Hadoop is front and center at a three-day Hadoop Summit conference taking placing this week in San Jose, California. The Summit, sponsored by key Apache Hadoop provider Hortonworks and by Yahoo, is expected to attract more people and companies than last year’s event.

More than 3,000 participants are expected at the Summit, which begins Tuesday, and there are more than 80 sponsoring organizations. One of the key drivers for this year’s conference is YARN, a cluster resource management layer whose acronym stands for Yet Another Resource Manager and which was released last October. It allows Hadoop to do more than, say, batch-oriented tasks, because computing clusters can be allocated as needed to match workloads.

As the conference opened, Hortonworks announced it was launching a YARN Ready program as part of its Partner Certification effort. The new program provides assurance that tools and applications deemed to be YARN Ready are completely compatible with the Hortonworks Data Platform.

Informatica, MapR

“As more organizations move from single-application Hadoop clusters to a more versatile, integrated Hadoop 2 data platform hosting multiple applications,” Hortonworks said in a statement, “YARN is strategically positioned as the true integration point of today’s enterprise data layer.”

Informatica is expected to show its newest data integration tools, such as its PowerCenter Big Data Edition visual development platform with reusable business rules, running on Hortonworks 2.1. It will also exhibit the Vibe Data Stream for Machine Data, which is intended to collect the streams of messages and events from all those connected devices, or things residing in an Internet of Things, into a Hadoop environment.

MapR Technologies is launching the industry’s first Hadoop application gallery that features big data solutions from a variety of Hadoop ecosystem partners. MapR and big-data software provider Syncsort are announcing a partnership that allows data processing to move from legacy systems into a Hadoop platform, using Hadoop extract/transform/load software.

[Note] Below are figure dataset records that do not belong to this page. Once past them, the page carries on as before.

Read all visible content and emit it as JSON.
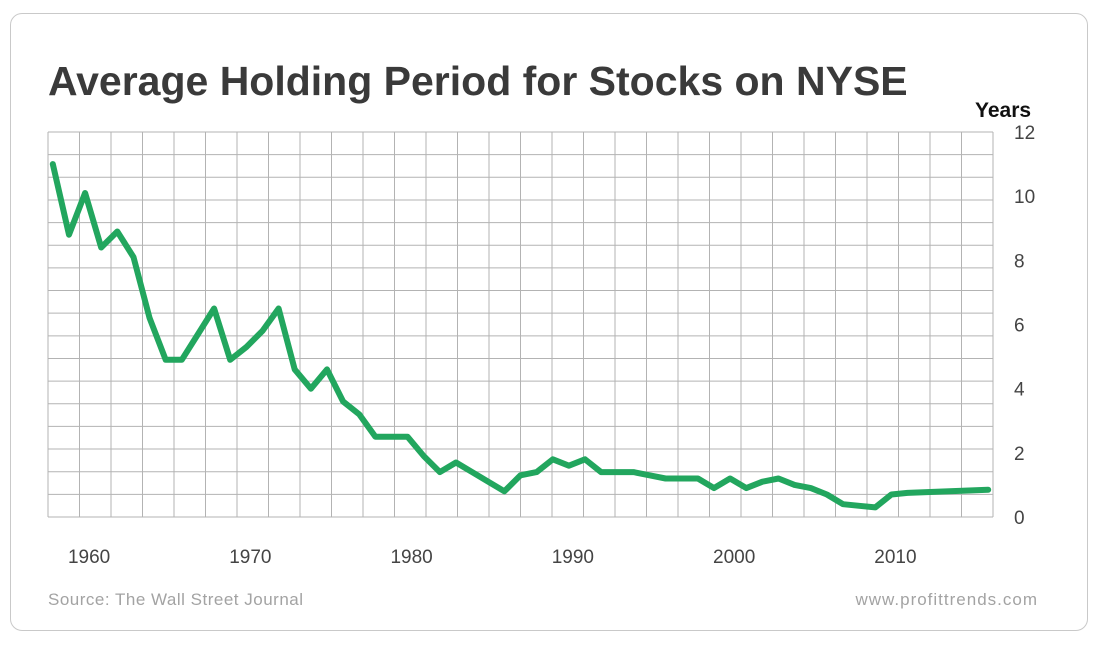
{
  "title": "Average Holding Period for Stocks on NYSE",
  "source": "Source: The Wall Street Journal",
  "website": "www.profittrends.com",
  "colors": {
    "line": "#22a65e",
    "grid": "#b3b3b3",
    "title": "#3a3a3a",
    "footer": "#a3a3a3"
  },
  "chart_data": {
    "type": "line",
    "title": "Average Holding Period for Stocks on NYSE",
    "xlabel": "",
    "ylabel": "Years",
    "xlim": [
      1957.7,
      2016.3
    ],
    "ylim": [
      0,
      12
    ],
    "xticks": [
      1960,
      1970,
      1980,
      1990,
      2000,
      2010
    ],
    "yticks": [
      0,
      2,
      4,
      6,
      8,
      10,
      12
    ],
    "grid": true,
    "y_axis_position": "right",
    "series": [
      {
        "name": "",
        "color": "#22a65e",
        "x": [
          1958,
          1959,
          1960,
          1961,
          1962,
          1963,
          1964,
          1965,
          1966,
          1967,
          1968,
          1969,
          1970,
          1971,
          1972,
          1973,
          1974,
          1975,
          1976,
          1977,
          1978,
          1979,
          1980,
          1981,
          1982,
          1983,
          1984,
          1985,
          1986,
          1987,
          1988,
          1989,
          1990,
          1991,
          1992,
          1993,
          1994,
          1995,
          1996,
          1997,
          1998,
          1999,
          2000,
          2001,
          2002,
          2003,
          2004,
          2005,
          2006,
          2007,
          2008,
          2009,
          2010,
          2011,
          2016
        ],
        "values": [
          11.0,
          8.8,
          10.1,
          8.4,
          8.9,
          8.1,
          6.2,
          4.9,
          4.9,
          5.7,
          6.5,
          4.9,
          5.3,
          5.8,
          6.5,
          4.6,
          4.0,
          4.6,
          3.6,
          3.2,
          2.5,
          2.5,
          2.5,
          1.9,
          1.4,
          1.7,
          1.4,
          1.1,
          0.8,
          1.3,
          1.4,
          1.8,
          1.6,
          1.8,
          1.4,
          1.4,
          1.4,
          1.3,
          1.2,
          1.2,
          1.2,
          0.9,
          1.2,
          0.9,
          1.1,
          1.2,
          1.0,
          0.9,
          0.7,
          0.4,
          0.35,
          0.3,
          0.7,
          0.75,
          0.85
        ]
      }
    ]
  }
}
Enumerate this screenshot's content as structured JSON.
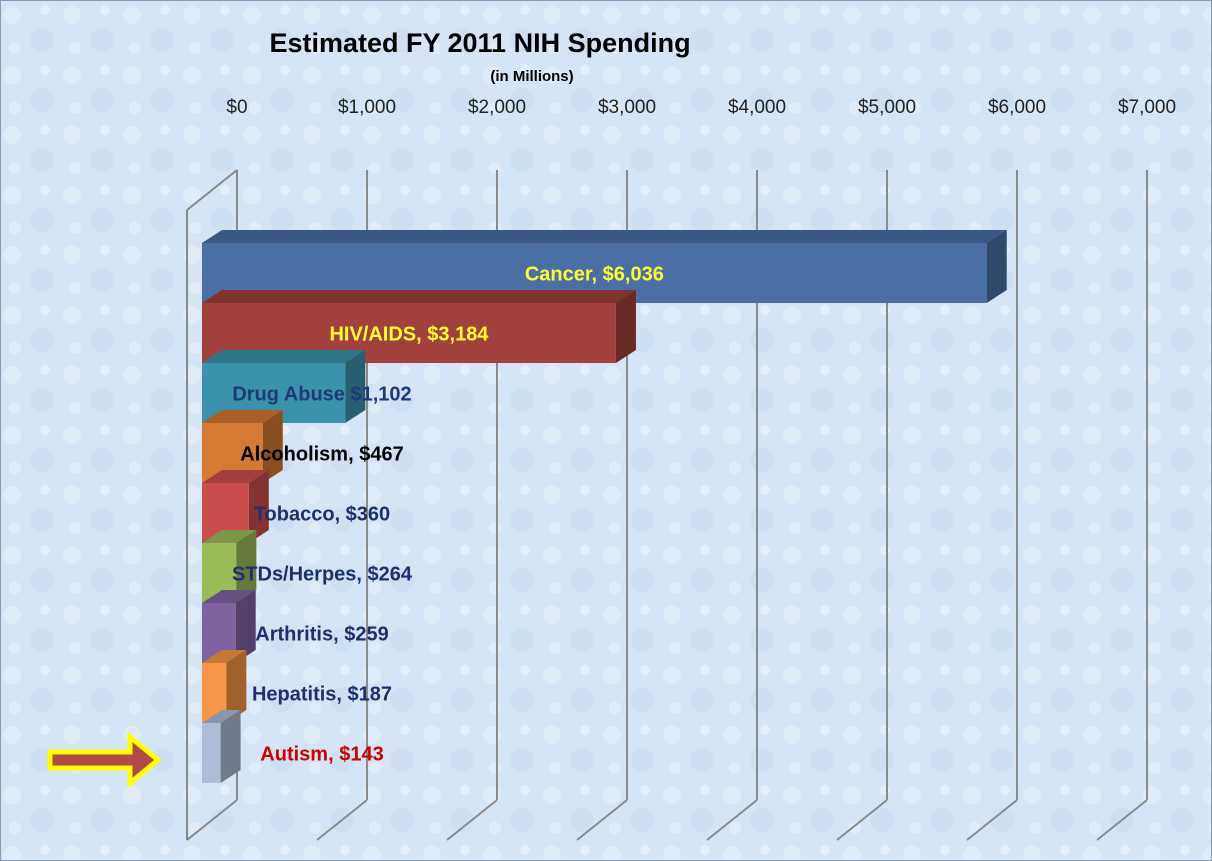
{
  "chart_data": {
    "type": "bar3d-horizontal",
    "title": "Estimated FY 2011 NIH Spending",
    "subtitle": "(in Millions)",
    "values": [
      6036,
      3184,
      1102,
      467,
      360,
      264,
      259,
      187,
      143
    ],
    "value_labels": [
      "Cancer, $6,036",
      "HIV/AIDS, $3,184",
      "Drug Abuse $1,102",
      "Alcoholism, $467",
      "Tobacco, $360",
      "STDs/Herpes, $264",
      "Arthritis, $259",
      "Hepatitis, $187",
      "Autism, $143"
    ],
    "colors": [
      "#4a6fa5",
      "#a2403d",
      "#3b93ab",
      "#d57a34",
      "#c94f4c",
      "#9bbb59",
      "#8064a2",
      "#f79646",
      "#aebcd6"
    ],
    "label_colors": [
      "#ffff33",
      "#ffff33",
      "#1f3a7a",
      "#000000",
      "#1f2f6e",
      "#1f2f6e",
      "#1f2f6e",
      "#1f2f6e",
      "#cc0000"
    ],
    "xlim": [
      0,
      7000
    ],
    "xticks": [
      {
        "value": 0,
        "label": "$0"
      },
      {
        "value": 1000,
        "label": "$1,000"
      },
      {
        "value": 2000,
        "label": "$2,000"
      },
      {
        "value": 3000,
        "label": "$3,000"
      },
      {
        "value": 4000,
        "label": "$4,000"
      },
      {
        "value": 5000,
        "label": "$5,000"
      },
      {
        "value": 6000,
        "label": "$6,000"
      },
      {
        "value": 7000,
        "label": "$7,000"
      }
    ],
    "grid": true
  }
}
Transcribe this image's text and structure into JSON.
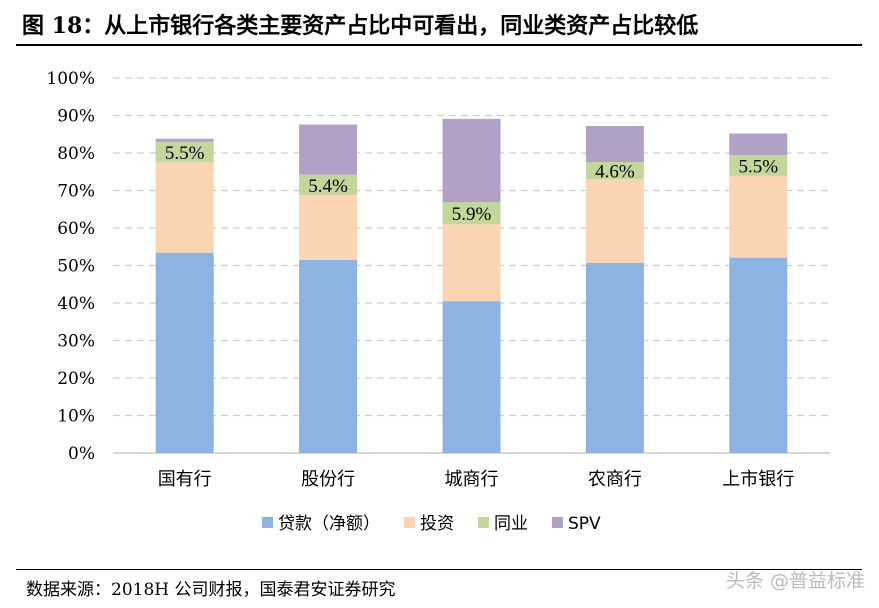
{
  "title": "图 18：从上市银行各类主要资产占比中可看出，同业类资产占比较低",
  "source": "数据来源：2018H 公司财报，国泰君安证券研究",
  "watermark": "头条 @普益标准",
  "chart_data": {
    "type": "bar",
    "stacked": true,
    "categories": [
      "国有行",
      "股份行",
      "城商行",
      "农商行",
      "上市银行"
    ],
    "series": [
      {
        "name": "贷款（净额）",
        "color": "#8DB3E2",
        "values": [
          53.4,
          51.5,
          40.5,
          50.7,
          52.1
        ]
      },
      {
        "name": "投资",
        "color": "#FBD4B4",
        "values": [
          24.1,
          17.3,
          20.5,
          22.3,
          21.8
        ]
      },
      {
        "name": "同业",
        "color": "#C3D69B",
        "values": [
          5.5,
          5.4,
          5.9,
          4.6,
          5.5
        ],
        "data_labels": [
          "5.5%",
          "5.4%",
          "5.9%",
          "4.6%",
          "5.5%"
        ]
      },
      {
        "name": "SPV",
        "color": "#B2A1C7",
        "values": [
          0.8,
          13.4,
          22.2,
          9.6,
          5.8
        ]
      }
    ],
    "ylim": [
      0,
      100
    ],
    "yticks": [
      "0%",
      "10%",
      "20%",
      "30%",
      "40%",
      "50%",
      "60%",
      "70%",
      "80%",
      "90%",
      "100%"
    ],
    "grid": true,
    "legend": "bottom"
  }
}
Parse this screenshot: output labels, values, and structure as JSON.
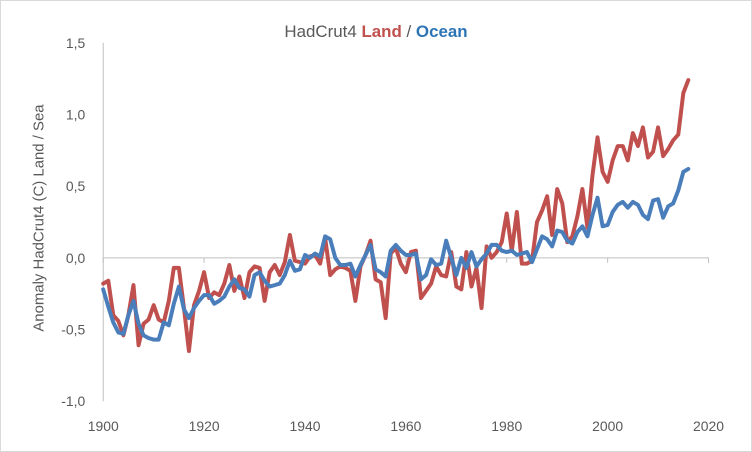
{
  "chart_data": {
    "type": "line",
    "title": {
      "prefix": "HadCrut4 ",
      "land_word": "Land",
      "separator": " / ",
      "ocean_word": "Ocean"
    },
    "xlabel": "",
    "ylabel": "Anomaly HadCrut4 (C) Land / Sea",
    "xlim": [
      1900,
      2020
    ],
    "ylim": [
      -1.0,
      1.5
    ],
    "xticks": [
      1900,
      1920,
      1940,
      1960,
      1980,
      2000,
      2020
    ],
    "xtick_labels": [
      "1900",
      "1920",
      "1940",
      "1960",
      "1980",
      "2000",
      "2020"
    ],
    "yticks": [
      -1.0,
      -0.5,
      0.0,
      0.5,
      1.0,
      1.5
    ],
    "ytick_labels": [
      "-1,0",
      "-0,5",
      "0,0",
      "0,5",
      "1,0",
      "1,5"
    ],
    "grid": false,
    "legend": "none",
    "series": [
      {
        "name": "Land",
        "color": "#c0504d",
        "x": [
          1900,
          1901,
          1902,
          1903,
          1904,
          1905,
          1906,
          1907,
          1908,
          1909,
          1910,
          1911,
          1912,
          1913,
          1914,
          1915,
          1916,
          1917,
          1918,
          1919,
          1920,
          1921,
          1922,
          1923,
          1924,
          1925,
          1926,
          1927,
          1928,
          1929,
          1930,
          1931,
          1932,
          1933,
          1934,
          1935,
          1936,
          1937,
          1938,
          1939,
          1940,
          1941,
          1942,
          1943,
          1944,
          1945,
          1946,
          1947,
          1948,
          1949,
          1950,
          1951,
          1952,
          1953,
          1954,
          1955,
          1956,
          1957,
          1958,
          1959,
          1960,
          1961,
          1962,
          1963,
          1964,
          1965,
          1966,
          1967,
          1968,
          1969,
          1970,
          1971,
          1972,
          1973,
          1974,
          1975,
          1976,
          1977,
          1978,
          1979,
          1980,
          1981,
          1982,
          1983,
          1984,
          1985,
          1986,
          1987,
          1988,
          1989,
          1990,
          1991,
          1992,
          1993,
          1994,
          1995,
          1996,
          1997,
          1998,
          1999,
          2000,
          2001,
          2002,
          2003,
          2004,
          2005,
          2006,
          2007,
          2008,
          2009,
          2010,
          2011,
          2012,
          2013,
          2014,
          2015,
          2016
        ],
        "values": [
          -0.18,
          -0.16,
          -0.4,
          -0.44,
          -0.54,
          -0.4,
          -0.19,
          -0.61,
          -0.46,
          -0.43,
          -0.33,
          -0.43,
          -0.45,
          -0.3,
          -0.07,
          -0.07,
          -0.35,
          -0.65,
          -0.33,
          -0.23,
          -0.1,
          -0.28,
          -0.24,
          -0.26,
          -0.18,
          -0.05,
          -0.23,
          -0.13,
          -0.28,
          -0.1,
          -0.06,
          -0.07,
          -0.3,
          -0.1,
          -0.05,
          -0.12,
          -0.03,
          0.16,
          -0.02,
          -0.03,
          -0.04,
          0.01,
          0.02,
          -0.04,
          0.14,
          -0.12,
          -0.08,
          -0.06,
          -0.07,
          -0.09,
          -0.3,
          -0.06,
          0.02,
          0.12,
          -0.15,
          -0.17,
          -0.42,
          0.03,
          0.07,
          -0.04,
          -0.1,
          0.04,
          0.05,
          -0.28,
          -0.23,
          -0.18,
          -0.06,
          -0.12,
          -0.13,
          0.04,
          -0.2,
          -0.22,
          0.04,
          -0.2,
          -0.07,
          -0.35,
          0.08,
          0.0,
          0.04,
          0.11,
          0.31,
          0.05,
          0.32,
          -0.04,
          -0.04,
          -0.02,
          0.25,
          0.33,
          0.43,
          0.16,
          0.48,
          0.38,
          0.11,
          0.15,
          0.29,
          0.48,
          0.21,
          0.58,
          0.84,
          0.6,
          0.53,
          0.68,
          0.78,
          0.78,
          0.68,
          0.87,
          0.78,
          0.91,
          0.7,
          0.74,
          0.91,
          0.71,
          0.76,
          0.82,
          0.86,
          1.15,
          1.24
        ]
      },
      {
        "name": "Ocean",
        "color": "#4a7ebb",
        "x": [
          1900,
          1901,
          1902,
          1903,
          1904,
          1905,
          1906,
          1907,
          1908,
          1909,
          1910,
          1911,
          1912,
          1913,
          1914,
          1915,
          1916,
          1917,
          1918,
          1919,
          1920,
          1921,
          1922,
          1923,
          1924,
          1925,
          1926,
          1927,
          1928,
          1929,
          1930,
          1931,
          1932,
          1933,
          1934,
          1935,
          1936,
          1937,
          1938,
          1939,
          1940,
          1941,
          1942,
          1943,
          1944,
          1945,
          1946,
          1947,
          1948,
          1949,
          1950,
          1951,
          1952,
          1953,
          1954,
          1955,
          1956,
          1957,
          1958,
          1959,
          1960,
          1961,
          1962,
          1963,
          1964,
          1965,
          1966,
          1967,
          1968,
          1969,
          1970,
          1971,
          1972,
          1973,
          1974,
          1975,
          1976,
          1977,
          1978,
          1979,
          1980,
          1981,
          1982,
          1983,
          1984,
          1985,
          1986,
          1987,
          1988,
          1989,
          1990,
          1991,
          1992,
          1993,
          1994,
          1995,
          1996,
          1997,
          1998,
          1999,
          2000,
          2001,
          2002,
          2003,
          2004,
          2005,
          2006,
          2007,
          2008,
          2009,
          2010,
          2011,
          2012,
          2013,
          2014,
          2015,
          2016
        ],
        "values": [
          -0.22,
          -0.34,
          -0.45,
          -0.52,
          -0.53,
          -0.4,
          -0.3,
          -0.46,
          -0.54,
          -0.56,
          -0.57,
          -0.57,
          -0.45,
          -0.47,
          -0.32,
          -0.2,
          -0.36,
          -0.42,
          -0.35,
          -0.3,
          -0.26,
          -0.26,
          -0.32,
          -0.3,
          -0.27,
          -0.2,
          -0.15,
          -0.21,
          -0.22,
          -0.27,
          -0.12,
          -0.1,
          -0.16,
          -0.2,
          -0.19,
          -0.18,
          -0.12,
          -0.02,
          -0.09,
          -0.08,
          0.02,
          0.0,
          0.03,
          0.01,
          0.15,
          0.13,
          0.0,
          -0.05,
          -0.05,
          -0.04,
          -0.13,
          -0.05,
          0.02,
          0.09,
          -0.08,
          -0.1,
          -0.13,
          0.05,
          0.09,
          0.05,
          0.02,
          0.02,
          0.03,
          -0.15,
          -0.12,
          -0.01,
          -0.05,
          -0.04,
          0.12,
          0.0,
          -0.12,
          0.0,
          -0.07,
          0.04,
          -0.06,
          -0.01,
          0.03,
          0.09,
          0.09,
          0.05,
          0.04,
          0.05,
          0.02,
          0.03,
          0.04,
          -0.03,
          0.06,
          0.15,
          0.13,
          0.08,
          0.19,
          0.18,
          0.12,
          0.1,
          0.18,
          0.22,
          0.15,
          0.3,
          0.42,
          0.22,
          0.23,
          0.32,
          0.37,
          0.39,
          0.35,
          0.39,
          0.37,
          0.3,
          0.27,
          0.4,
          0.41,
          0.28,
          0.36,
          0.38,
          0.47,
          0.6,
          0.62
        ]
      }
    ]
  }
}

Dataguise is unveiling its DgSecure data protection platform with the Hortonworks HDP 2.1 Sandbox, designed for protecting data and addressing compliance and data governance in Apache Hadoop.

Skytree, Trifacta

Skytree is making its predictive analytics software available on Apache Hadoop YARN for delivering analytics on Hadoop clusters. Trifacta announced it has certified its Data Transformation Platform with the Hortonworks Data Platform 2.1.

Keynotes include Microsoft discussing “Transforming data into action using Hadoop, Excel, and the Cloud,” and Red Hat addressing “Enterprise Hadoop and the open hybrid Cloud.”

Apache Hadoop is an open-source software project and community that is designed for distributed processing of big data, using clusters of commodity servers that could number in the thousands. On its Web site, Hortonworks notes that Apache Hadoop “enables businesses to gain insight from massive amounts of structured and unstructured data quickly.”

Within the Enterprise Hadoop open-source ecosystem, there are sub-projects, including Falcon for governance, the HDFS distributed file system, Hive and Tez for SQL, and Oozie for operations.